That's what I thought too. This should work:
Interpret any binary vector $(x_{i})_{i=0}^{n-1}$ as $\sum_{i=1}^{n-1}x_{i}t^{i}$, where $t$ is a root of $f(x)=\frac{x^{n}+1}{x+1}$ in an algebraic closure of $\mathbb F_{2}$ (in other words, we consider the map $(x_{i})\mapsto\sum x_{i}t^{i}$, which is a group homomorphism from an $n$-dimensional vector space over $\mathbb F_{2}$ onto the additive group of the field $\mathbb F_{2}(t)$).
The $k$'th rotation of our vector $(x_{i})$ will then represent $\sum x_{i}t^{k+i}=t^{k}\cdot\left(\sum x_{i}t^{i}\right)$. If the rotations are not linearly independent, then a sum of several of them is equal to zero, and through the homomorphism described above this means $p(t)\cdot q(t)=0$ for polynomials $p,q\in\mathbb F_{2}[x]$ of degree $\le n-1$. One of these ($q$, for example) is just $\sum x_{i}x^{i}$, so $f$ does not divide it (because not all $x_{i}$ are $1$).

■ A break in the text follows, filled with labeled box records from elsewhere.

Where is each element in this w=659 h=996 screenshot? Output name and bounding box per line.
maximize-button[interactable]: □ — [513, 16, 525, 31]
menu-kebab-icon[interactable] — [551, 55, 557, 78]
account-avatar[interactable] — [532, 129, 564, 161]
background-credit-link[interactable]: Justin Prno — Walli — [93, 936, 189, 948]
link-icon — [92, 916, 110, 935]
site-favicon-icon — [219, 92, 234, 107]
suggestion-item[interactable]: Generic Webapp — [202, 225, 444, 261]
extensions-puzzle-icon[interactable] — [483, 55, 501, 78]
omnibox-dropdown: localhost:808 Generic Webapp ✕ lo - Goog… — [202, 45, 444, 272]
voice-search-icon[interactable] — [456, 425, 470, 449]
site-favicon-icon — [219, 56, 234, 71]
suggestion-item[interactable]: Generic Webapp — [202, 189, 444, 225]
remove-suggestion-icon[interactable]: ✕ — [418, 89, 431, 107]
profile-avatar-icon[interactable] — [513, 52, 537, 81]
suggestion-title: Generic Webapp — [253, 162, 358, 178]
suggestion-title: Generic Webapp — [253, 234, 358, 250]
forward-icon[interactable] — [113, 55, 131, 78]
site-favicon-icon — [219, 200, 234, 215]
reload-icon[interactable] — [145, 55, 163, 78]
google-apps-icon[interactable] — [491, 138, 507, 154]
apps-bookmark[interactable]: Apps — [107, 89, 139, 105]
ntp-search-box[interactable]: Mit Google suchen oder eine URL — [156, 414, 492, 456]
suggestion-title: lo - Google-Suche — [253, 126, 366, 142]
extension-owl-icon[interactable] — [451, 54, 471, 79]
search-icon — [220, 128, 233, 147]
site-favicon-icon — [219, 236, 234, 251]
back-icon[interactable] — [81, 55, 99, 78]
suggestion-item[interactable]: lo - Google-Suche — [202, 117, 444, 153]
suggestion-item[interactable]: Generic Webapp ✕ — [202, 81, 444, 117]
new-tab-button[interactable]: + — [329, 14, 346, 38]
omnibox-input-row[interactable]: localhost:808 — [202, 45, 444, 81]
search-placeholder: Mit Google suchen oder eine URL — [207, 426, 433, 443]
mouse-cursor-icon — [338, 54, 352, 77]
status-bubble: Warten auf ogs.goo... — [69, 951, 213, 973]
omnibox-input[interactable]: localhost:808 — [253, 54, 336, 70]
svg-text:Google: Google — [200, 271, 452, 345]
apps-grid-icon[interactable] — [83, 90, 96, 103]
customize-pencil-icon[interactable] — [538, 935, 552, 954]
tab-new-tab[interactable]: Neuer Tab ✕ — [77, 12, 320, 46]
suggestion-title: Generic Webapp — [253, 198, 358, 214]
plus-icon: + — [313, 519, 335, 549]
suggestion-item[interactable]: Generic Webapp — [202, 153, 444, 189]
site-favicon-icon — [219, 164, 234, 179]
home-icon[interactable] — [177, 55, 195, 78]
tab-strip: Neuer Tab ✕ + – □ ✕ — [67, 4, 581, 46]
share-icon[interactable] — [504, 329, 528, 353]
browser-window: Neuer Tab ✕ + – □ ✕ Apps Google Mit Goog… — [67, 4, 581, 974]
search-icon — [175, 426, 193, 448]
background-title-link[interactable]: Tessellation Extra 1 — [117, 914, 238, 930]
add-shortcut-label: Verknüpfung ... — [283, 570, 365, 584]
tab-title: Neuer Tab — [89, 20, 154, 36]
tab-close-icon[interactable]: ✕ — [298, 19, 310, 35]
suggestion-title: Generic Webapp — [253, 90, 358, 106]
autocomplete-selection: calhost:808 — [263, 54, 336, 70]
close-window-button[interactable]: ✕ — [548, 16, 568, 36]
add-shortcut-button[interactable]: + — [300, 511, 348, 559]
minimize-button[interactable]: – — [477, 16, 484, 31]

Since $f|pq,\ f$ must divide $p$, and this means that $p=f$, i.e. the sum of all of our $n$ rotations of the initial vector must be zero. This sum, however, is equal to the vector having all entries equal to $1$, because the initial vector has an odd number of $1$'s. We have a contradiction.